The whole sad incident indicates that NATO and U.S.have lost control over Turkey. If they had ,they would have insisted on a immediate Turkish apology to Russia for the 'friendly fire' incident . To talk of 'staying calm','waiting for the facts to become more clear', rubs salt in Russian wounds. This is certainly a major setback for the anti-ISIS coalition agreed just two weeks ago, ironically at G20 in Turkey. Did Turkey plan to shoot down this aircraft as it flew past just south of the Turkish border? The other urgent question is, did the US have any foreknowledge of such a plan?

Tony Kevin | 26 November 2015  

Russia and Turkey are bad guys; ISIS and most of the Syrian rebel militias are bad to very bad guys; Iran and its fiefdoms in Syria (including Assad and Hezbollah) and Iraq are bad guys; Saudi Arabia and Qatar are bad guys. The Kurds seem rather better than most but not sure if exactly good guys; happy to see them getting some airforce protection. The only roll I can see for Western soldiers` boots is to provide safe havens for persecuted minorities, and especially Christians; and "we" are not yet doing that! All the bad guys could then fight it out among themselves for as long as it takes for what`s left to come to negotiations. On this Obama is close to being right; and he is one of the few good guys..

Eugene | 26 November 2015  

The shooting down of the Russian jet by Turkey is certainly worrying. While Turkey is officially a NATO member, since 2002 Erdogan and his Islamist party have distanced Turkey from the West. Some believe Turkey is now a liability for NATO. Ankara recently showed its readiness to purchase Chinese missile defence technology which might enable the Chinese to gain access to classified NATO military plans. Under pressure from the Obama administration, it has indicated it may cancel these plans, so it seems the West may still have some leverage over Turkey. In addition there is much disagreement over how to fight IS, although Turkey has recently taken steps to stem the movement of foreign fighters. Still, a 2014 survey showed 76% Turkish public support for NATO, and Turkey’s geographic location at the centre of the Middle East crisis area, shows its strategic importance to NATO. It is a delicate situation, particularly since Russia seems to be the only country willing to take on IS in an effective manner. Finally, the New York Times is not a conservative newspaper. Even its Public Editor, Margaret Sullivan, recently admitted to Breitbart that it was liberal, which reflected its readership.

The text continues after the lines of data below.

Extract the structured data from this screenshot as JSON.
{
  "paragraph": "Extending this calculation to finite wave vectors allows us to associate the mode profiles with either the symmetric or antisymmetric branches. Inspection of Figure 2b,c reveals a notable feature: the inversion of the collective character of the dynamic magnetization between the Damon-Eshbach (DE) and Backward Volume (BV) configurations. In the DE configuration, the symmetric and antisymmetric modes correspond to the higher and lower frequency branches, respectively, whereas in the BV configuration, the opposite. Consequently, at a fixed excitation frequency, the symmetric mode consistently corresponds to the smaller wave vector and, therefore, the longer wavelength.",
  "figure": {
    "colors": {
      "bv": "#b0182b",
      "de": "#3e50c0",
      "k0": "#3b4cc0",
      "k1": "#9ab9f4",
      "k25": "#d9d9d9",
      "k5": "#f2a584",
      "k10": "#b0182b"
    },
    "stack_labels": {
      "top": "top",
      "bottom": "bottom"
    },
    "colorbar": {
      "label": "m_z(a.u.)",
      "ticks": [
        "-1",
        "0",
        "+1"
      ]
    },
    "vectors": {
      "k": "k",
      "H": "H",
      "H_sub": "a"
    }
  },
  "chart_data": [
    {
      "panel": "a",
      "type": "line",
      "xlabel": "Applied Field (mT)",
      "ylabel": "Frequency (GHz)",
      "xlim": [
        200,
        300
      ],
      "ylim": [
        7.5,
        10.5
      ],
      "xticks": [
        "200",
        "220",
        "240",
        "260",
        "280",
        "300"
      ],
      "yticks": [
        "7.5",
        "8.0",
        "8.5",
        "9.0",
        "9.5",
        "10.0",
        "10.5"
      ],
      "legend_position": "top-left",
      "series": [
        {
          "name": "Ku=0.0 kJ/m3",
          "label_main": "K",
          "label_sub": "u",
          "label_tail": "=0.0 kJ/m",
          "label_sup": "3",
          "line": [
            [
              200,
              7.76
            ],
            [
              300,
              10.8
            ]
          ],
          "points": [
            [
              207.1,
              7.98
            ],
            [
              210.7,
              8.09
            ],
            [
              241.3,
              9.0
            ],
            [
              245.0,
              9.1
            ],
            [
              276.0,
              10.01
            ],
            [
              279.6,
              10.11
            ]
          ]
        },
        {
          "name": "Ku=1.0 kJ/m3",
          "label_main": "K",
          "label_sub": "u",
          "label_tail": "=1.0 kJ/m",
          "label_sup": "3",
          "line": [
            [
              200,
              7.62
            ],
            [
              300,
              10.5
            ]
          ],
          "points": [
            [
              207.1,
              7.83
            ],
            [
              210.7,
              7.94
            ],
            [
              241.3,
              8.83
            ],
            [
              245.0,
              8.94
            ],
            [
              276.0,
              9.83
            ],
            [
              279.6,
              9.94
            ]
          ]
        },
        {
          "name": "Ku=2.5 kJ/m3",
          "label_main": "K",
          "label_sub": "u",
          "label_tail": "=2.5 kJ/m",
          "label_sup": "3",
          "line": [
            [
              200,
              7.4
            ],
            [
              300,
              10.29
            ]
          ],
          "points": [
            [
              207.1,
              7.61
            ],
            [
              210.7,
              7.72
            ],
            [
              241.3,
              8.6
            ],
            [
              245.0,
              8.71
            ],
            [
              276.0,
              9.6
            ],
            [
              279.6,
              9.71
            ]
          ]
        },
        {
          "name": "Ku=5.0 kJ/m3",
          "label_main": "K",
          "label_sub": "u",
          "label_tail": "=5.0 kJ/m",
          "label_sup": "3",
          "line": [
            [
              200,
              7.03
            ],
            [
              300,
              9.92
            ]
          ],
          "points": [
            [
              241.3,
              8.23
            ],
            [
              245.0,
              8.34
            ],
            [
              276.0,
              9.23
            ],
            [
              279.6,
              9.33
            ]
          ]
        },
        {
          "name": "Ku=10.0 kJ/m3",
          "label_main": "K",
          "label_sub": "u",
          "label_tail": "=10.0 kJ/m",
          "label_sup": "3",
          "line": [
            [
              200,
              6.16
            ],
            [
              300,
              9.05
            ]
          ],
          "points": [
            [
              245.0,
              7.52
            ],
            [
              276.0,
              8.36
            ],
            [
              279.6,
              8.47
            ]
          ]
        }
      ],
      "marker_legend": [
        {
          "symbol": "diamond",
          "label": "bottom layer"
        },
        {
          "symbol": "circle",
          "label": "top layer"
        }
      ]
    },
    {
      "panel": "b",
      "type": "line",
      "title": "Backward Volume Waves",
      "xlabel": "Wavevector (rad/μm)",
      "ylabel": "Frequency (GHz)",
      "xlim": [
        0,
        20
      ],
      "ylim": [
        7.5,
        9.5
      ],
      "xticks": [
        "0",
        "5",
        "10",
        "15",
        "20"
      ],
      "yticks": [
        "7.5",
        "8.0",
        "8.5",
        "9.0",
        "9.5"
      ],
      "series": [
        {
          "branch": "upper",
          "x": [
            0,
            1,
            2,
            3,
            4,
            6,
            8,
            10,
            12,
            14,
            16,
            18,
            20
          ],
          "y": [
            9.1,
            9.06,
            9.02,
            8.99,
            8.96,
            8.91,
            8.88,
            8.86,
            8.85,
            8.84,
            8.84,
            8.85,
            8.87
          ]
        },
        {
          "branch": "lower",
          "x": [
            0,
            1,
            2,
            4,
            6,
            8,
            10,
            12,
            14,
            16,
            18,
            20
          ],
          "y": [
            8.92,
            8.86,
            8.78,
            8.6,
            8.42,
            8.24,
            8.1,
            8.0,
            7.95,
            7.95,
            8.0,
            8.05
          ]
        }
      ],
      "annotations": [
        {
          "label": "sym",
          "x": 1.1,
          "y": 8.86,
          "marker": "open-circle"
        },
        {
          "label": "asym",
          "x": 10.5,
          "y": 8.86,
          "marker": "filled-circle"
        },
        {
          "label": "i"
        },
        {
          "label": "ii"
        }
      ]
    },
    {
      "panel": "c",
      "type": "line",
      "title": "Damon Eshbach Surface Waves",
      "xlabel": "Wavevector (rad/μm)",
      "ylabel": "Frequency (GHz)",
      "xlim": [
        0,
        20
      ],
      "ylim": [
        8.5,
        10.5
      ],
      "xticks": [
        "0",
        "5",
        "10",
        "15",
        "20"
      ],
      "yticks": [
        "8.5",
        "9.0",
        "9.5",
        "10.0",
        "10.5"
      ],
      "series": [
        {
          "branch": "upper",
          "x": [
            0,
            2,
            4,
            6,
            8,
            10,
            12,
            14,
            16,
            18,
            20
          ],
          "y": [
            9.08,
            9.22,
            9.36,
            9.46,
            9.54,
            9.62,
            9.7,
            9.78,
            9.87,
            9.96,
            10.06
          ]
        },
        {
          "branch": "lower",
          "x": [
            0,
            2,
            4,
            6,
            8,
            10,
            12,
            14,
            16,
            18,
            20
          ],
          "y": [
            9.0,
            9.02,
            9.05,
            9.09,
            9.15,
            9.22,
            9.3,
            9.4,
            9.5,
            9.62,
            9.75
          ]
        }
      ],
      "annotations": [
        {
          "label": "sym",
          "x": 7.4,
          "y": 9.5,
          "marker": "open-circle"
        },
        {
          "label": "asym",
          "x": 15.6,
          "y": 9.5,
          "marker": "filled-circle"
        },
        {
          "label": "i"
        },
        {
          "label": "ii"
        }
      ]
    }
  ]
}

Ross Howard | 27 November 2015  

For a serious analysis of who the 'good guys','bad guys' and 'very bad guys' are in Syria, readers might like to be aware of this article http://on.rt.com/6xmz

Tony kevin | 27 November 2015  

Erdogan is an Islamist and is happy to support fellow Islamists in ISIS and all the other so called "rebels". Not only that but Assad was a democratically elected leader of Syria who was not an Islamist leading a secular regime and protected the minorities. He is the only one that we should be supporting in addition to going in and saving the Christian and other minorities from total annihilation.